Phillip Scarnum ekes out a marginal living delivering other people’s boats. In the middle of taking the schooner Cerberus to its owner, Halifax dentist Dr. Greely, he comes on the Kelly Lynn, a lobster boat stuck on a reef off Cape Sambro. Though it’s blowing a gale and he’s alone aboard the Cerberus, he succeeds in extricating the Kelly Lynn from the Sambro Ridge and tows her into the Chester boatyard his old friend Charlie Isenor owns, then buys and drinks a quart of Crown Royal in what turn out to be his last quiet hours. The lobster boat’s owner, it turns out, is Bobby Falkenham, the high-rolling businessman whose acquisitions include Scarnum’s ex-lover Karen. And although he’s willing to pay top dollar as a salvage fee, and pay it fast, the deal founders when the body of fisherman James Zinck washes ashore, shot in the back. Jimmy had taken the Kelly Lynn out on her last voyage; he’d specifically asked Doug Amos, his usual fishing partner, to stay behind; and there’s every indication that he’d been using the boat to run drugs.

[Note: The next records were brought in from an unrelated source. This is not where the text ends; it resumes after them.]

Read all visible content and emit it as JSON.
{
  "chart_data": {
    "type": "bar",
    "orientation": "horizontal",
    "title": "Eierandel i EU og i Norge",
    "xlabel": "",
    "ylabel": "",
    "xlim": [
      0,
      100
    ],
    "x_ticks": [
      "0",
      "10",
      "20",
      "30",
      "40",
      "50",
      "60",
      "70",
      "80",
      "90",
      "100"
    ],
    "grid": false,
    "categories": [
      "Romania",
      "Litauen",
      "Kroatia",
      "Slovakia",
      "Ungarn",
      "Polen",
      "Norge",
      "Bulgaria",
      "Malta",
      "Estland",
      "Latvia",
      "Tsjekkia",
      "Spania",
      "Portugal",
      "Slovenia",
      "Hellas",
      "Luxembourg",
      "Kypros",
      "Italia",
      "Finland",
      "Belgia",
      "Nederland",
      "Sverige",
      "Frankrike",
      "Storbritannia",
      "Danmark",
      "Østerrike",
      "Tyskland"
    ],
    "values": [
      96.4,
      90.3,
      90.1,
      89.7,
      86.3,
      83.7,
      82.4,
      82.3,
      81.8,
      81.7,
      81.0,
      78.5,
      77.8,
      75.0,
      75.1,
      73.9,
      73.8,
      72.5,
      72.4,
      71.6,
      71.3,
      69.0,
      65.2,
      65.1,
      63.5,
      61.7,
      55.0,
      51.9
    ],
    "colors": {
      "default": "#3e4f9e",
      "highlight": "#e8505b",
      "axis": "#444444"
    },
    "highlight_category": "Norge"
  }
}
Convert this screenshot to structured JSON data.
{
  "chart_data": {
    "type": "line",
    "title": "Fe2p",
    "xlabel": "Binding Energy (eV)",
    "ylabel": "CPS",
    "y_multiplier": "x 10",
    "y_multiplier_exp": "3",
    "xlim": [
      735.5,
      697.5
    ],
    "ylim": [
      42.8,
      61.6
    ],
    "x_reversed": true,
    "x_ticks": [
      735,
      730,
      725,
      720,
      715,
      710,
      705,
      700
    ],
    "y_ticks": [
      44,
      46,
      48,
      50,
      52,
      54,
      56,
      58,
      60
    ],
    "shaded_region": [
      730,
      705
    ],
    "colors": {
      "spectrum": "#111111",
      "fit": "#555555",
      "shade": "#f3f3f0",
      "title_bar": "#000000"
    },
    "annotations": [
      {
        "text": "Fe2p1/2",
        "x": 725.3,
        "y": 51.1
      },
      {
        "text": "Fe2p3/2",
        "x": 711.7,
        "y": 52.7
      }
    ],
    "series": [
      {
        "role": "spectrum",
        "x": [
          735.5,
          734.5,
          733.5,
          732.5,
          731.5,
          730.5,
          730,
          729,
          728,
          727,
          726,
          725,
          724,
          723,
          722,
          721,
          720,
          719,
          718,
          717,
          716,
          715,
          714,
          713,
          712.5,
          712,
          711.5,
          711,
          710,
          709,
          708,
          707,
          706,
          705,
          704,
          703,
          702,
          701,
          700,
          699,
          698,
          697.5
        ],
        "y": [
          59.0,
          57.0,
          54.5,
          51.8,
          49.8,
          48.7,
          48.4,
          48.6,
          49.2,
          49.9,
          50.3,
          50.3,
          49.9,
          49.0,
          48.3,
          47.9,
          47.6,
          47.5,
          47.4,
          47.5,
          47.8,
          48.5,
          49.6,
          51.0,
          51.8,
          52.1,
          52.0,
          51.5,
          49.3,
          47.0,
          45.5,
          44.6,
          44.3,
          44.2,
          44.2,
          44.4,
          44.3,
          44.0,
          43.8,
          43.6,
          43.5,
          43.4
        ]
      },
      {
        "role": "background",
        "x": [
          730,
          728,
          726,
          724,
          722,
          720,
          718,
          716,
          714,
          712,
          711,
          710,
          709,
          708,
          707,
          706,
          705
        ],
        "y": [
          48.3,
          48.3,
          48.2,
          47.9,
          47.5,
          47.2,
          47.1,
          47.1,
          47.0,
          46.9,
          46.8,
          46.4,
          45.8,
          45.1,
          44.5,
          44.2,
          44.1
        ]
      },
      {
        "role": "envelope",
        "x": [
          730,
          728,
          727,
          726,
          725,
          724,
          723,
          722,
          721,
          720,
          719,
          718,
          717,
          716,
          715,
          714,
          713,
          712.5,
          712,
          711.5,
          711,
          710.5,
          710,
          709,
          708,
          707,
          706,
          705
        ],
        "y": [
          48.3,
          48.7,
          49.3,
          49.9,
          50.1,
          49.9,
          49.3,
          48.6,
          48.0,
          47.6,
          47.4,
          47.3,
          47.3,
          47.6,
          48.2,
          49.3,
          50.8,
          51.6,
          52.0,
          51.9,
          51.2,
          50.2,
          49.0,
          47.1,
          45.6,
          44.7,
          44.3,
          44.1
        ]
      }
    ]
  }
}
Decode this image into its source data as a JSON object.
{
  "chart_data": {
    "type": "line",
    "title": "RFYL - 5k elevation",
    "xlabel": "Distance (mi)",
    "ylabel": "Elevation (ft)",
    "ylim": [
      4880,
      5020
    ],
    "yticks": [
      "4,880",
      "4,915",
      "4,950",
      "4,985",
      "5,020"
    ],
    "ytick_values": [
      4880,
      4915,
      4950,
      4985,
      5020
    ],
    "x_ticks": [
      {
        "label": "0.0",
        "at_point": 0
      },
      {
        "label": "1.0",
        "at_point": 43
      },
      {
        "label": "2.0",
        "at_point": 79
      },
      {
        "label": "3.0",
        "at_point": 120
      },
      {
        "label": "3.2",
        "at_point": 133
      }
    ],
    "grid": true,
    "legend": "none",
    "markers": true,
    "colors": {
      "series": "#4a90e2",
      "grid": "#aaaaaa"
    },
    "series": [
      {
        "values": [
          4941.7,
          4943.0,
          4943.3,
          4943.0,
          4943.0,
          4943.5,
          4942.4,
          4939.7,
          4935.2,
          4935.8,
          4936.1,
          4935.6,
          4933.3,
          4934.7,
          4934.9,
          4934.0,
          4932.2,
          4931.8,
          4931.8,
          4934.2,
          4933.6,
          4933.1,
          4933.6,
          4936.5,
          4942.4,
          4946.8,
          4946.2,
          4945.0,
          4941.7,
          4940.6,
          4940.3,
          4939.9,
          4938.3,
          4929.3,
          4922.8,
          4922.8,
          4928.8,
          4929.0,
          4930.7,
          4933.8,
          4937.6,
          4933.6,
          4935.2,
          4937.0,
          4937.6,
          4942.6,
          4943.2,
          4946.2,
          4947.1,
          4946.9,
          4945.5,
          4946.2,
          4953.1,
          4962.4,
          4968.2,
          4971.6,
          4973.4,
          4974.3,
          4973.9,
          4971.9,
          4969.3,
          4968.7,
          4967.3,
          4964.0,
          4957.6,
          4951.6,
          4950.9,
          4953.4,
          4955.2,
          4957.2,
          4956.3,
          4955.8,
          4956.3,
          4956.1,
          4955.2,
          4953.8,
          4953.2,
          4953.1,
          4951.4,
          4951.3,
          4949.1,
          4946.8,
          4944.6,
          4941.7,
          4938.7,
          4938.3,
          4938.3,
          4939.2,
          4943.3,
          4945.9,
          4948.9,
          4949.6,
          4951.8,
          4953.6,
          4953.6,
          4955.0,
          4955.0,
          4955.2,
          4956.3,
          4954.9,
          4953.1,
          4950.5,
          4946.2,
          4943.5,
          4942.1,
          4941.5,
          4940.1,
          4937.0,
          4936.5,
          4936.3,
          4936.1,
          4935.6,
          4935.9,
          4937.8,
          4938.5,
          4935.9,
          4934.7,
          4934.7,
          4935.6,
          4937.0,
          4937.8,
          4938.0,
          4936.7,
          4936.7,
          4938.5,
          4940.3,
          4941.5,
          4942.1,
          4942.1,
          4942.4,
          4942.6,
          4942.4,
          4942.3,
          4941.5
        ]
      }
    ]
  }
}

Although the local Mounties arrest Scarnum for cocaine possession and murder, he faces even bigger problems: the appearance of Jimmy’s wife, Angela Rodenhiser, who isn’t sure whether the baby she’s carrying is Jimmy’s, Falkenham’s, or Scarnum’s, and a pair of Mexican enforcers convinced that Scarnum’s salvage operation included the cocaine the Kelly Lynn was carrying and determined to get back it from him one way or another.
Maher (Deadline, 2013) keeps the pot boiling by forgoing character development, moral complexity, and plot twists in order to churn out one fast-paced action scene after another. It’s all one-dimensional but highly effective if you’re in the mood.